Aku bertemu rantau dengan embun beraroma asap. Diasalku nan jauh, tempat aku mencipta mimpi, pagi terbuat dari dingin. Angin. Halaman luas, butiran batu lebuh, semak berbuai, basah mengantar peladang bertemu bukit pemerasan, peras getah daun. "Masak berapa hari ini?" Begitulah peladang gambir mengisap embun pemula kerja
Peladang bekerja tulang, memeras getah daun, membanting berat, membuat peluh, memikul harap. Ada jua masa Orang ladang mencupak umpat, medesis carut, memberi toke wajah buruk, memaksa salah pada pemerintah, karena upah tidak membayar kerja. Sesekali, peladang juga membeli kaya, memanen harta, menukar miskin, mencibir rantau, lupa kepada sejuk embun, cara menikmati aroma pagi basah.
"Lebih elok kau di kampung saja, merentang kuduk beberapa minggu saja, sudah bisa menunggangi motor baru" Begitu lacur peladang, kalau sedang mendapat, sedang berair asamnya, mengantar sindir ke tanah rantau. Tidak harus merantau memang, kalau ingin mencoba kaya, aku hanya ingin memberi jejak pada rantau, kepada tradisi moyang, kepada pesan petaruh tua, untuk membangun rindu. Tapi aku sampai pada rantau, tanpa lembab embun, tidak ada keheningan menuju fajar. Kita akan bersua dengan bincang gelap, Basah lebuh kampung, pekak kedai koa, tawa yang dibuat-buat, senyum penahan saku.

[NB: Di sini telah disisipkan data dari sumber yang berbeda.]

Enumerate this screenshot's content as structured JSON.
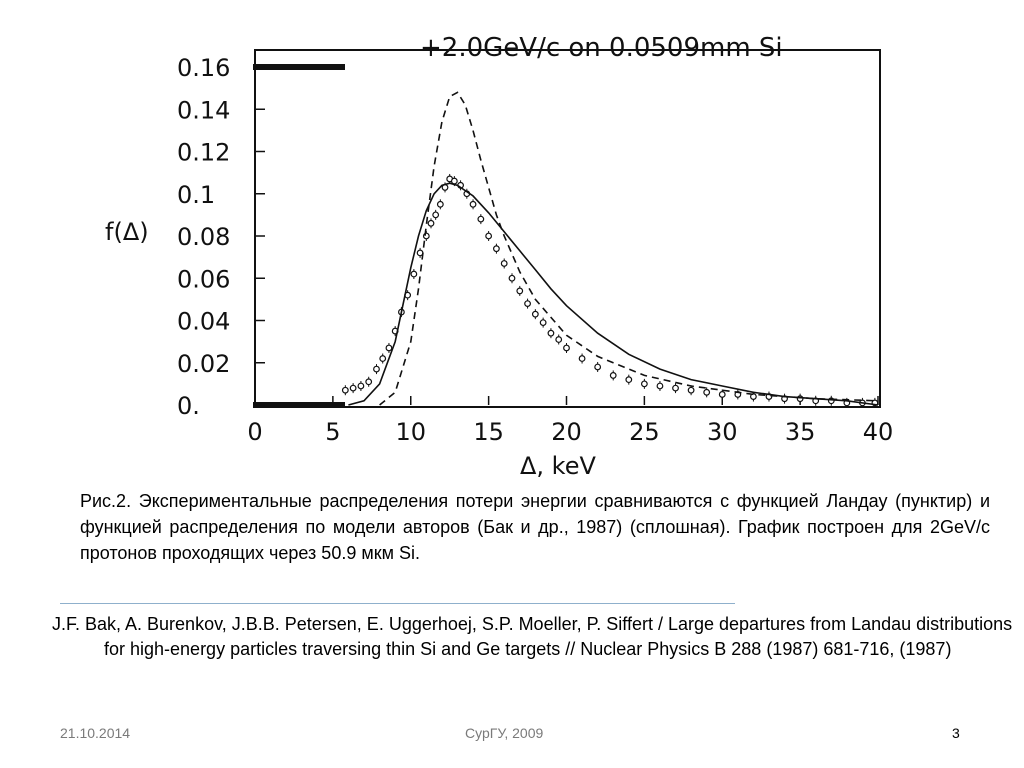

Kita membayangkan ladang menjadi uang, menikmati tempias embun, angin lembah membasuh muka, pada kedai parewa. Karena memang, kita sama peladang, aku peladang rindu. Akan pulang menjemput rindu, menjenguk ladang, menunggu embun. Ladang kita tidak akan usang, sampai nyawa meregang, tak pernah usai, begitu pulalah rindu.
Kini rantauku memberi aroma embun, berbeda, sejuk berubah asap. Tetapi, embun tidak berubah, selalu membawa rindu, mengangkut cinta, mengingat asal. memang kita bernaung langit nan satu, tapi berbeda embun, pautan rindu.
Bungo pasang, Juni 2020.
Aroma Embun, Getah Daun, Pemanggil Rindu.